Professor Robson says his decision to reveal his troubled past now is to show that mental health problems are nothing to be ashamed of or remain silent about.

“If a person who has reached the highest point in their specialty still feels ashamed of events 30 years ago, and is reluctant to admit it, how must those who are going through things and feeling disempowered now feel?” he says.

The candid self-disclosure has been met with an outpouring of support from doctors, including an extraordinary response from the previously anonymous colleague who staged the intervention.

Writing in the comments section below his article, Murwillumbah GP Dr Kate Tree said she wept after reading Professor Robson’s account.

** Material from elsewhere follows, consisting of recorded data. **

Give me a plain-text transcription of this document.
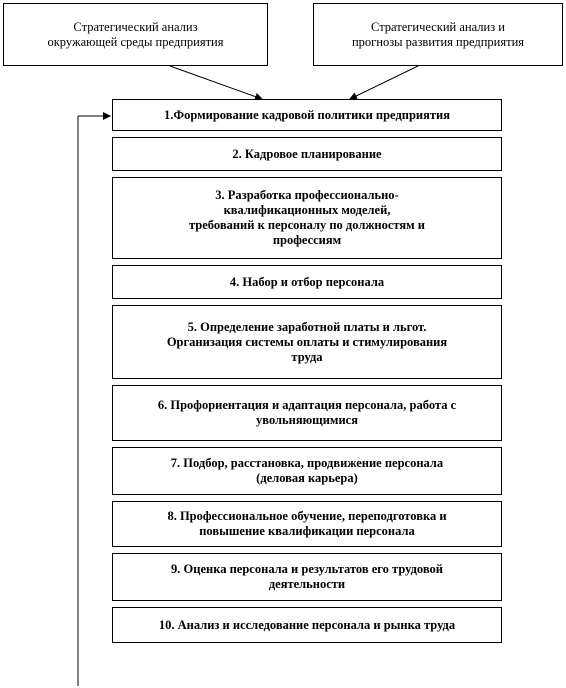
Стратегический анализ
окружающей среды предприятия
Стратегический анализ и
прогнозы развития предприятия
1.Формирование кадровой политики предприятия
2. Кадровое планирование
3. Разработка профессионально-
квалификационных моделей,
требований к персоналу по должностям и
профессиям
4. Набор и отбор персонала
5. Определение заработной платы и льгот.
Организация системы оплаты и стимулирования
труда
6. Профориентация и адаптация персонала, работа с
увольняющимися
7. Подбор, расстановка, продвижение персонала
(деловая карьера)
8. Профессиональное обучение, переподготовка и
повышение квалификации персонала
9. Оценка персонала и результатов его трудовой
деятельности
10. Анализ и исследование персонала и рынка труда
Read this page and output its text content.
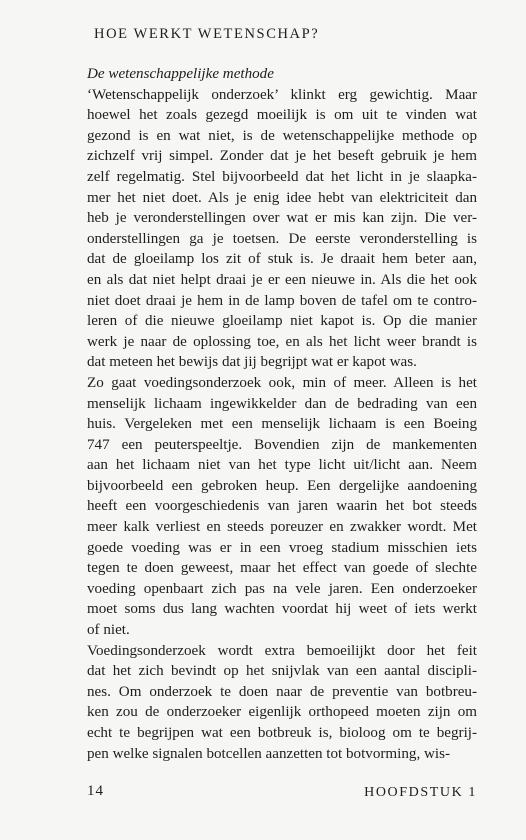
HOE WERKT WETENSCHAP?
De wetenschappelijke methode
‘Wetenschappelijk onderzoek’ klinkt erg gewichtig. Maar
hoewel het zoals gezegd moeilijk is om uit te vinden wat
gezond is en wat niet, is de wetenschappelijke methode op
zichzelf vrij simpel. Zonder dat je het beseft gebruik je hem
zelf regelmatig. Stel bijvoorbeeld dat het licht in je slaapka-
mer het niet doet. Als je enig idee hebt van elektriciteit dan
heb je veronderstellingen over wat er mis kan zijn. Die ver-
onderstellingen ga je toetsen. De eerste veronderstelling is
dat de gloeilamp los zit of stuk is. Je draait hem beter aan,
en als dat niet helpt draai je er een nieuwe in. Als die het ook
niet doet draai je hem in de lamp boven de tafel om te contro-
leren of die nieuwe gloeilamp niet kapot is. Op die manier
werk je naar de oplossing toe, en als het licht weer brandt is
dat meteen het bewijs dat jij begrijpt wat er kapot was.
Zo gaat voedingsonderzoek ook, min of meer. Alleen is het
menselijk lichaam ingewikkelder dan de bedrading van een
huis. Vergeleken met een menselijk lichaam is een Boeing
747 een peuterspeeltje. Bovendien zijn de mankementen
aan het lichaam niet van het type licht uit/licht aan. Neem
bijvoorbeeld een gebroken heup. Een dergelijke aandoening
heeft een voorgeschiedenis van jaren waarin het bot steeds
meer kalk verliest en steeds poreuzer en zwakker wordt. Met
goede voeding was er in een vroeg stadium misschien iets
tegen te doen geweest, maar het effect van goede of slechte
voeding openbaart zich pas na vele jaren. Een onderzoeker
moet soms dus lang wachten voordat hij weet of iets werkt
of niet.
Voedingsonderzoek wordt extra bemoeilijkt door het feit
dat het zich bevindt op het snijvlak van een aantal discipli-
nes. Om onderzoek te doen naar de preventie van botbreu-
ken zou de onderzoeker eigenlijk orthopeed moeten zijn om
echt te begrijpen wat een botbreuk is, bioloog om te begrij-
pen welke signalen botcellen aanzetten tot botvorming, wis-
14	HOOFDSTUK 1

Dr Tree emphasised that her intervention in 1988 had been planned rather than impromptu, and that other interns shared her concerns about Dr Robson’s depression in the face of  crippling work pressure and lack of support.

“We were all overwhelmed by the hours, the workload, the responsibility of being the one and only doctor on site overnight in the entire Base Hospital, under constant social pressure to NOT ask for help and to NOT call anyone overnight,” she writes.

She apologised for not offering Steve more support at the time, and noted that she and other interns had been sworn to keep silent about the incident.

“We did as we were told and we kept your silence for you. I was told that your projection of confidence was bravado and a mask, hiding your inner self-criticism, that you judged yourself far more harshly than any of us would. And I was told all these things, but I was told that I had to keep this information silent and confidential.  … we kept your silence, and we did not share our own distress,” she writes.

Dr Tree said she had experienced several other medical colleagues attempt suicide and it was time to break the “cage of silence”. She hoped Professor Robson’s story could now be used as an example to inspire others to open up.

“I have also had male colleagues cry on my shoulder in the workplace, because the 1988-style masks are slipping, the “manbox” is changing, and even well-meant silence is not always constructive, positive or helpful.”